ARTE Reportage – Japon , Russie , Libye

http://videos.arte.tv
(France, 2011, 42mn)
ARTE

Le Japon malade du nucléaire
Depuis quelques jours, dans un Japon à nouveau meurtri, les survivants d’Hiroshima, font entendre leur voix.
Les « Hibakushas » étaient quasiment les seuls anti-nucléaires du pays, mais aujourd’hui, leur parole entre en résonance avec les inquiétudes des Japonais dans leur ensemble.
Ce reportage, à la rencontre d’un Japon de plus en plus inquiet, débute au centre de traitement contre les radiations de cette ville, qui va recevoir les irradiés de Fukushima… Il se poursuit, à Kaminoseki, où la population se mobilise fortement contre un projet de centrale nucléaire, puis à Kobe, ville martyre du tremblement de terre de 95 et à Hamaoka, où se trouve une centrale nucléaire touchée par le dernier séisme et ses répliques, mais loin d’être détruite comme Fukushima.

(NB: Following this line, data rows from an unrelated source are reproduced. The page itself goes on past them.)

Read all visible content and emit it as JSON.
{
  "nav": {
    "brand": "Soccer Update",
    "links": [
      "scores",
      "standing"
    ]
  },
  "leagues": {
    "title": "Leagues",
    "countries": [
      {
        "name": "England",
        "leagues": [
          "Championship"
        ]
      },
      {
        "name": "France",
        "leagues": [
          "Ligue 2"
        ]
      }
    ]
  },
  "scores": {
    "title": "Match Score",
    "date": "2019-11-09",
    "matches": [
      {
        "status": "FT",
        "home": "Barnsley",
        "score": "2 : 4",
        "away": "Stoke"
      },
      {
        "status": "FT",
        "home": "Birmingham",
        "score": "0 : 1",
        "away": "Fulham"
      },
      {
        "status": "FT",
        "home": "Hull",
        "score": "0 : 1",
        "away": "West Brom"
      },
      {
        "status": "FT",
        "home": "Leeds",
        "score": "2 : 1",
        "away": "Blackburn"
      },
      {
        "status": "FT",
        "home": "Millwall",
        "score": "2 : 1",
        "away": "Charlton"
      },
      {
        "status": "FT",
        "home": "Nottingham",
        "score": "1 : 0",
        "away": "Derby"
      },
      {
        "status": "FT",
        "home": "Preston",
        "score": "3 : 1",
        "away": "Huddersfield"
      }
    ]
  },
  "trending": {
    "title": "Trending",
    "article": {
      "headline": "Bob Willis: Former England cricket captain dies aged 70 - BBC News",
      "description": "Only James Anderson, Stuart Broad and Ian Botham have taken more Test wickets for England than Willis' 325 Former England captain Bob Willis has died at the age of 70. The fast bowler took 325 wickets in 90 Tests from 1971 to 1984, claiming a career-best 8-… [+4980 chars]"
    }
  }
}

Cette centrale est la plus controversée du Japon : elle a été construite selon les spécialistes sur l’épicentre du futur « big one »…
Ce périple s’achève au plus près de Fukushima, toujours très instable. L’équipe d’ARTE Reportage tente de comprendre les questions que se posent aujourd’hui les Japonais en matière d’avenir nucléaire. Des Japonais qui, jusqu’à présent, entre pragmatisme et discipline, en avaient accepté la nécessité.

Russie : Ozersk, ville secrète nucléaire
Vingt ans après la dissolution de l’URSS, deux millions de Russes vivent encore au secret, comme à l’époque soviétique, dans 42 villes closes dites « ZATO ». Des villes liées à l’industrie militaire ou à la production d’énergie nucléaire.
Reliquat de l’époque soviétique, les habitants, soumis à des règlements particuliers pour tous leurs déplacements, se voient pourtant comme des privilégiés, protégés du monde par de hautes grilles. Mais d’autres se battent contre un système qui maintient le secret autour d’installations nucléaires déficientes, au mépris des populations locales, et de l’environnement.
Ozersk et son complexe Makak forment un bel exemple. La région de Mayak, qui produisait tout le plutonium de la guerre froide, est aujourd’hui une poubelle nucléaire. Protégée par son statut de ZATO.
Le secret est tel qu’il a permis d’occulter, pendant près de 30 ans, le premier accident nucléaire au monde : l’explosion en 1957 d’une cuve de déchets, suite à une panne du circuit de refroidissement. Le nuage radioactif avait alors affecté près de 300 000 personnes, sur 23 000 km²… 22 villages avaient été évacués.
50 ans plus tard, les victimes et les « liquidateurs », obligés à nettoyer la région, attendent toujours de l’aide. D’autres sont irradiés jour après jour par les émanations des usines de retraitement d’uranium de Mayak. Et la population est sans défense.
Nadiejda y a fondé Planète Espoirs, pour défendre les droits à la liberté et à un environnement décent pour les gens de la région. Et elle défend les victimes des restrictions à la circulation comme celles de la radioactivité.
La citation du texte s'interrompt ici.